Invisible Mobile Market Starts to Appear

By Ed Sutherland

June 14, 2002

The public Wi-Fi connection you use today could tomorrow look after your child's safety, a corporation's bottom line or even turn your body into a living medical history repository.

Dwarfing the few billions of people on this planet able to own a cell phone, operate a wireless network or subscribe to a mobile service are hundreds of billions of machines, medical devices, UPC labels and inventory control systems waiting to be connected. They could form the widest area network ever envisioned.

Marketing firm Forrester Research's European unit has coined the term invisible mobile to describe "mobile communications without human intervention." The report's author, Lars Godell, says invisible mobile will reignite growth throughout the mobile telecom industry within five to 20 years.

Who will benefit from this new market? IBM, Sony and Ericsson are only three of the many equipment vendors, device makers and solution providers that would come out winners, according to the report. They'd do it with better inventory tracking using Radio Freqency ID tags, which in turn will increase corporation profits.

An invisible network would combine Body area networks (BANs) composed of sensors worn or implanted, with Bluetooth-based Personal area networks (PANs), inexpensive wireless local area networks (WLANs) and established cellular wide area networks (WANs).

Invisible mobile will pick up where visible mobile is beginning to show signs of a slowdown. Not only is the visible mobile sector limited by the number of humans, but also by human limitations and the excruciating financial cost of bringing new mobile services to humans.

As nearly 70 percent of the 385 million people of Western Europe have cell phones, wireless subscriptions have begun to fall. In 2001, Germany alone saw a three percent reduction in wireless customers, according to Forrester. Forrester believes the number of mobile subscribers will never exceed 80 percent of the population. However, there are trillions of machines, appliances, and consumer items waiting to communicate.

Despite the fervor of wireless carriers to introduce new services, humans have just so much time and money to spend on the phone.

Forrester estimates the capital expenditure for 3G is 15 times higher than for 2.5G systems. Additionally, Europe will need 700,000 3G base stations, each costing between $189,000 to $473,000.

Although the number of new subscribers will level off or decline, wireless carriers will still need to pump more money into their marketing and support activities to keep customer turnover, or "churn", down.

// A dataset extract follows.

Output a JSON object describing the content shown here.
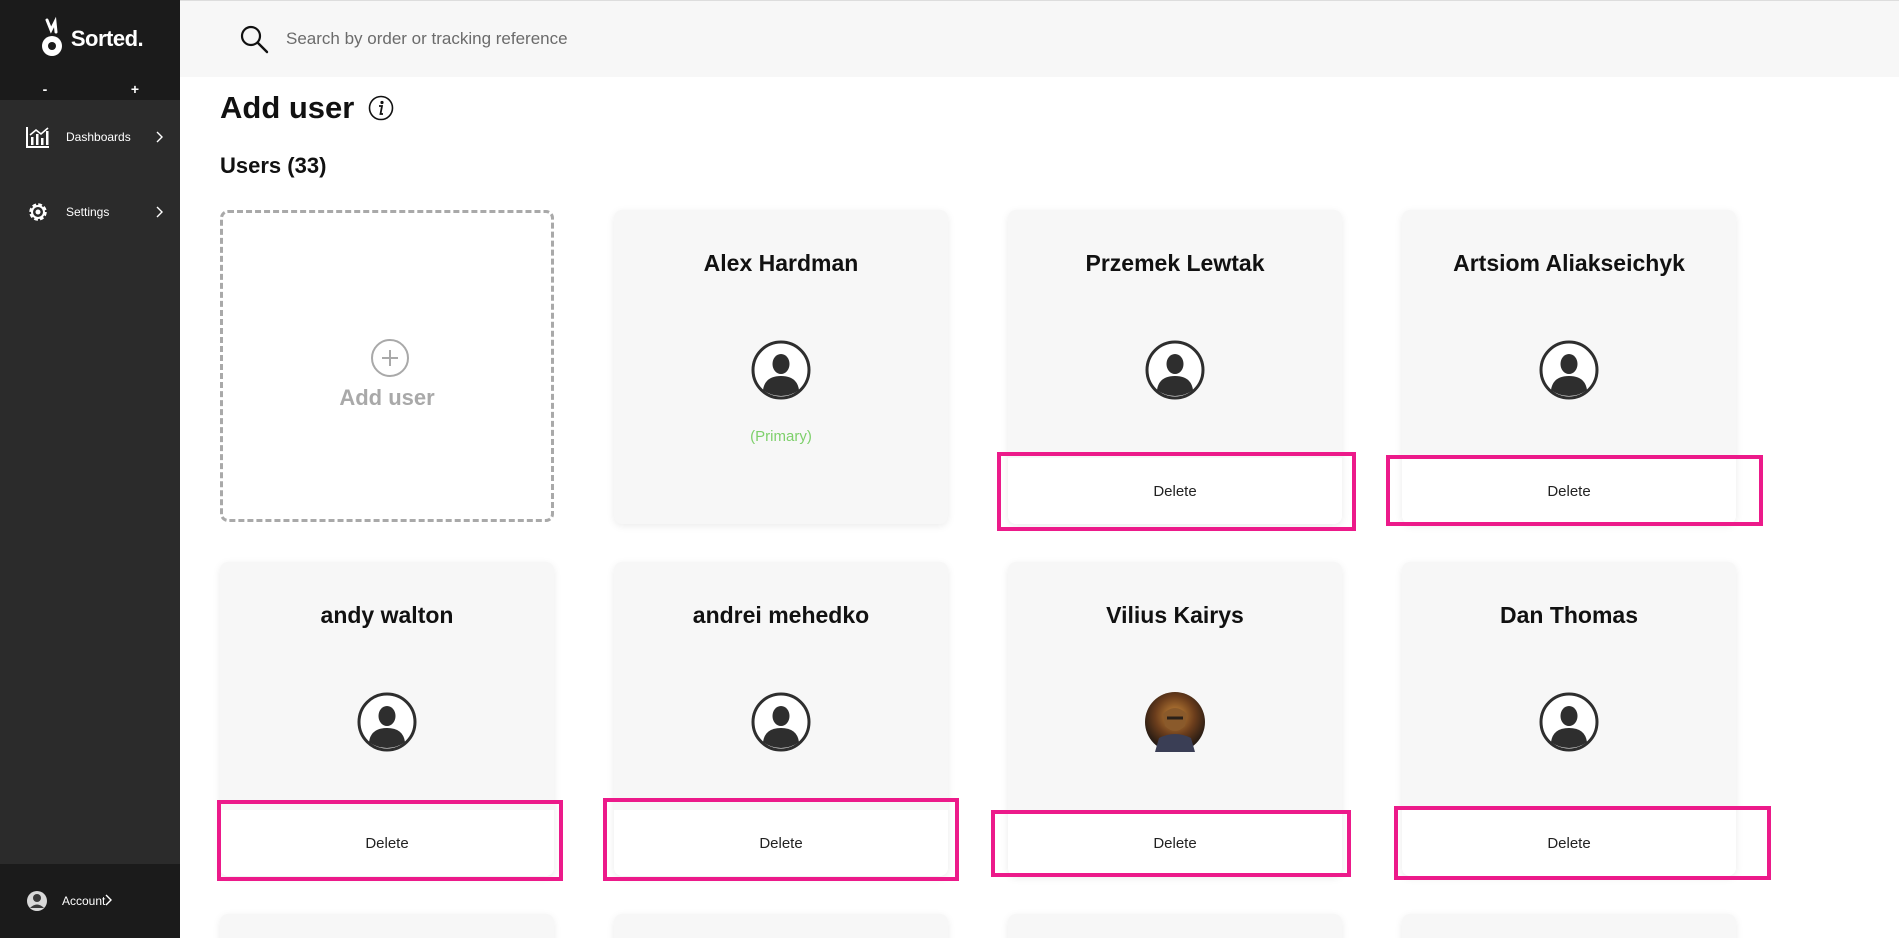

Invisible mobile has no such constraints. As the cellular carriers of visible mobile look far and wide for room to launch their 3G and 4G networks, the invisible mobile side employs WLANs, Bluetooth, GPRS and RFID -- all established technologies that work with little radio spectrum.

Cost for the invisible mobile market will be much less. As costs rise in the visible mobile sector, WLAN or Bluetooth access points are dropping from $400 in 2001 to just $100 over the next 18 months, according to Forrester. RFID chips costing as much as $3 each today will drop to a nickel a piece in three to five years, according to the report.

Corporate giants such as Coca-Cola, Wal-Mart and Procter & Gamble are investing heavily in the invisible mobile market. Given have given the Massachusetts Institute of Technology's Auto-ID Center $6.9 million to create an electronic product code (EPC) to replace the current paper UPC. An EPC would use RFID technology to track items from the warehouse to the store shelf and on to the consumer's refrigerator.

For example, Forrester says Coca-Cola could reduce lost sales due to items being out of stock by using EPCs to track the 200 million products it produces each year.

By Ford placing a radio tag on car parts, a GPRS unit in completed autos and wirelessly link all the factory machines, Forrester believes the car maker could eliminate factory errors, collect data from cars on the road allowing autos to be repaired before they break down and tweak production for optimum factory output.

The controversial RFID-based VeriChip from Applied Digital Solutions, placed under the skin, could turn your body into a network and carry your full medical history. The invisible mobile concept is being explored by companies like En-Vision America, which attaches an RFID tag to medicine bottles preventing the blind from taking the wrong medication.

How about the invisible mobile as baby sitter? A newborn baby with an RFID ID tag could be wrapped in a blanket that monitors body temperature and heartbeat. Upon the first signs of fever, doctors and nurses could be paged using Bluetooth or 802.11 and the baby's family receives a SMS alert -- all automatically, with no humans in the loop.